Pour le géographe, ce qui est contestable dans cette première série de cartes, « c’est qu’elle mélange des données un petit peu différentes. Mais, globalement, elle montre bien la dépossession progressive qui est à la fois foncière, mais aussi administrative et politique, des Palestiniens. »

« Le procédé contestable est de faire apparaître la Palestine de 1947 comme un désert »

Eric Verdeil est plus critique de la seconde série de cartes, qui mélange « propriété privée, usage des terres et des ressources, souveraineté officielle et souveraineté effective, devenue absente ou très réduite après 1967 pour les Palestiniens ».

Pour le géographe, la première carte qui montre la situation en 1947, « illustre d’une certaine manière le slogan sioniste " une terre sans peuple pour un peuple sans terre", le peuple israélien se targuant d’avoir fait " fleurir le désert ". Le procédé contestable est de faire apparaître la Palestine de 1947 comme un désert, évoqué par les zones blanches (publiques et possédées par l’Etat) mais qui du coup apparaissent comme si elles n’étaient ni Palestiniennes ni utilisées. »

Or, souligne-t-il, « la plus grande partie était bien des terres palestiniennes et utilisées, même si pas forcément privées : des terrains de parcours pour l’élevage, souvent possédées à titre collectif par des communautés villageoises, comme il était fréquent dans cette région, où les terres amirieh, c’est-à-dire nominalement détenues par le prince (amir) étaient en usufruit pour ceux qui les mettaient en valeur. »

La troisième carte comporte une erreur : l’Egypte a administré, et non « colonisé » la bande de Gaza.
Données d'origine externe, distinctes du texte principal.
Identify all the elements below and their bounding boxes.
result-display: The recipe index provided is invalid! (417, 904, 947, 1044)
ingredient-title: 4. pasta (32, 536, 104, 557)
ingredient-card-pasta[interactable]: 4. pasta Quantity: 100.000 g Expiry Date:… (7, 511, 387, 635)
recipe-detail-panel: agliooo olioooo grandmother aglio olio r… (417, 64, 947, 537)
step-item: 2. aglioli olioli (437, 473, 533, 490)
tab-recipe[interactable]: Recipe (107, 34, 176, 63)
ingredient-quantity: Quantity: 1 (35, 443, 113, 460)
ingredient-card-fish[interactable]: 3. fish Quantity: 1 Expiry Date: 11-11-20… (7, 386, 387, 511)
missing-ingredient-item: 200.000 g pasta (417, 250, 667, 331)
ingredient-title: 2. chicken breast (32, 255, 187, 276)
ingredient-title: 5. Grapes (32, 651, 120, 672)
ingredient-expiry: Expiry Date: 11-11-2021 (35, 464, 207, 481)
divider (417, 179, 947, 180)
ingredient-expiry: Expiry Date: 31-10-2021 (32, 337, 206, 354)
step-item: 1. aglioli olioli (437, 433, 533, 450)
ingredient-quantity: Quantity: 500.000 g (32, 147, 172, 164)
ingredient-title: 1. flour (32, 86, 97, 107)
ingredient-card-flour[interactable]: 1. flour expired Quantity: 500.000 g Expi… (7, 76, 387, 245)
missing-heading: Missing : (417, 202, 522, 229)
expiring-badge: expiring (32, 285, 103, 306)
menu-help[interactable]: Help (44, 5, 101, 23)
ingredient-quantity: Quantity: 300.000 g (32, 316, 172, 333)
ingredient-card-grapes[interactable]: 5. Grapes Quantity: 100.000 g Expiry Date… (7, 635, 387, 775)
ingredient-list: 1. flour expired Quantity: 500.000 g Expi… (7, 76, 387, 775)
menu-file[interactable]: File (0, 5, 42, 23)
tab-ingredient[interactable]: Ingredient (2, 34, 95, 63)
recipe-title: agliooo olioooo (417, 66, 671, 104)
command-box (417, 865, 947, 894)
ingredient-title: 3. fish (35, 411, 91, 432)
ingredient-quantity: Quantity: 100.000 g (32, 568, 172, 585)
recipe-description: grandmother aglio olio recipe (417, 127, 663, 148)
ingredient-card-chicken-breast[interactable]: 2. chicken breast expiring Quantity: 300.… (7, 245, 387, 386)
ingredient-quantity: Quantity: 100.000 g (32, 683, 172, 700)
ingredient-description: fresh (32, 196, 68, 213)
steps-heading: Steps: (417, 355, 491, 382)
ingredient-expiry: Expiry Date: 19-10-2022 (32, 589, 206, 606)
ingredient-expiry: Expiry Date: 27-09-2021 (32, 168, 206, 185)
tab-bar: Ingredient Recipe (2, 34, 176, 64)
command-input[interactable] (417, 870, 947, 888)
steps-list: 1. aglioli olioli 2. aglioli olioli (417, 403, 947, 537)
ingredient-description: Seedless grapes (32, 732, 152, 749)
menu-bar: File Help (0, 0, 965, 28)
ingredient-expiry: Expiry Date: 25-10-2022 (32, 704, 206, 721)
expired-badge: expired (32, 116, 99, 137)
Quant à la dernière carte, elle occulte la colonisation d'une partie de la Cisjordanie ou les divisions au sujet de Jérusalem-Est. « Et puis, ce qu’on ne voit pas non plus, c’est qu’on a l’impression d’un pays sans frontières, alors qu’au contraire, il y a des entraves partout. »

Etant donné les insuffisances de ces deux séries de cartes, comment réaliser des cartes montrant l’évolution de ces territoires ? « Une carte, c'est toujours une sélection d'informations, résume Eric Verdeil. On essaie de faire en sorte que cette sélection d'informations soit rigoureuse, soit conforme aux faits. »

Comme le notent les auteurs du blog Cartographie(s) numérique(s), « les cartes ont toujours constitué un objet ambigu ». Ces géographes et enseignants d’histoire-géographie soulignent qu’« avec la complexification des enjeux et la montée des tensions au Proche et Moyen-Orient, il devient de plus en plus difficile de rendre compte des multiples dimensions des conflits dans cette région et des visions contradictoires des acteurs qui n'hésitent pas eux-mêmes à se servir des cartes pour défendre leur cause ou leurs intérêts. »

Ces enseignants ont un conseil pour lire les cartes, quelle que soit la zone représentée : les accompagner d’autres documents, qui viendront eux aussi éclairer la situation représentée.